Here are 10 things to know about the macroeconomic data released today:
January's reading meant retail inflation came in much higher above the central bank's medium-term goal of 4 per cent for the fourth month in a row. The RBI tracks consumer inflation primarily for formulating its monetary policy.
Only this month, the RBI had in its bi-monthly review kept the key rates unchanged at existing levels while maintaining the status quo on its "accommodative" policy stance.
Economists in a poll conducted by news agency Reuters had expected inflation at 7.40 per cent last month.
Retail inflation is expected to remain above 6 per cent for next two months, and average around 4.5-5 per cent for the year ending March 2020, credit ratings agency CARE said in a note. With high inflation, the RBI may not go for a rate cut in their next meeting to be held in April, CARE Ratings added.

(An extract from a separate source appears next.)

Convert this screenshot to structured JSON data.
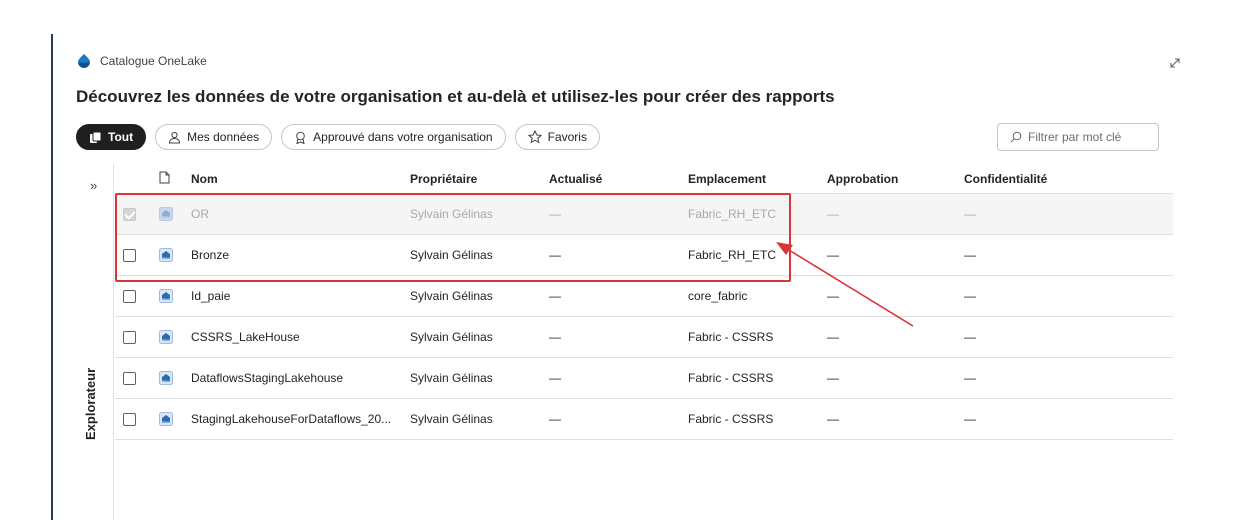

The contraction in industrial output, due to 1.2 per cent drop in manufacturing and 0.1 per cent in electricity, was in contrast with a forecast of 1.8 per cent growth by analysts in a separate poll by Reuters.
"Today's prints have increased the uncertainty around the RBI's future actions," Rupa Rege Nitsure, group chief economist, L&T Financial Holdings, said. "There will be a longer pause in the rate-cutting cycle now."
The government has estimated economic growth (measured in terms of expansion in gross domestic product) to be at 5 per cent in the current financial year, which will be the worst pace of expansion since the 2008-09 global financial crisis.
Finance Minister Nirmala Sitharaman - who presented her second Union Budget this month - told Parliament on Tuesday that "green shoots were visible" and the economy was no longer in trouble.
In the Budget 2020-21, the government outlined huge packages for farming and infrastructure, but only gave a small cut in personal taxes and provided no new incentives for the beleaguered financial and housing sectors.
Although the budget proposals are widely expected to provide some support to growth over the longer term, some economists say the measures are insufficient to immediately boost the economy.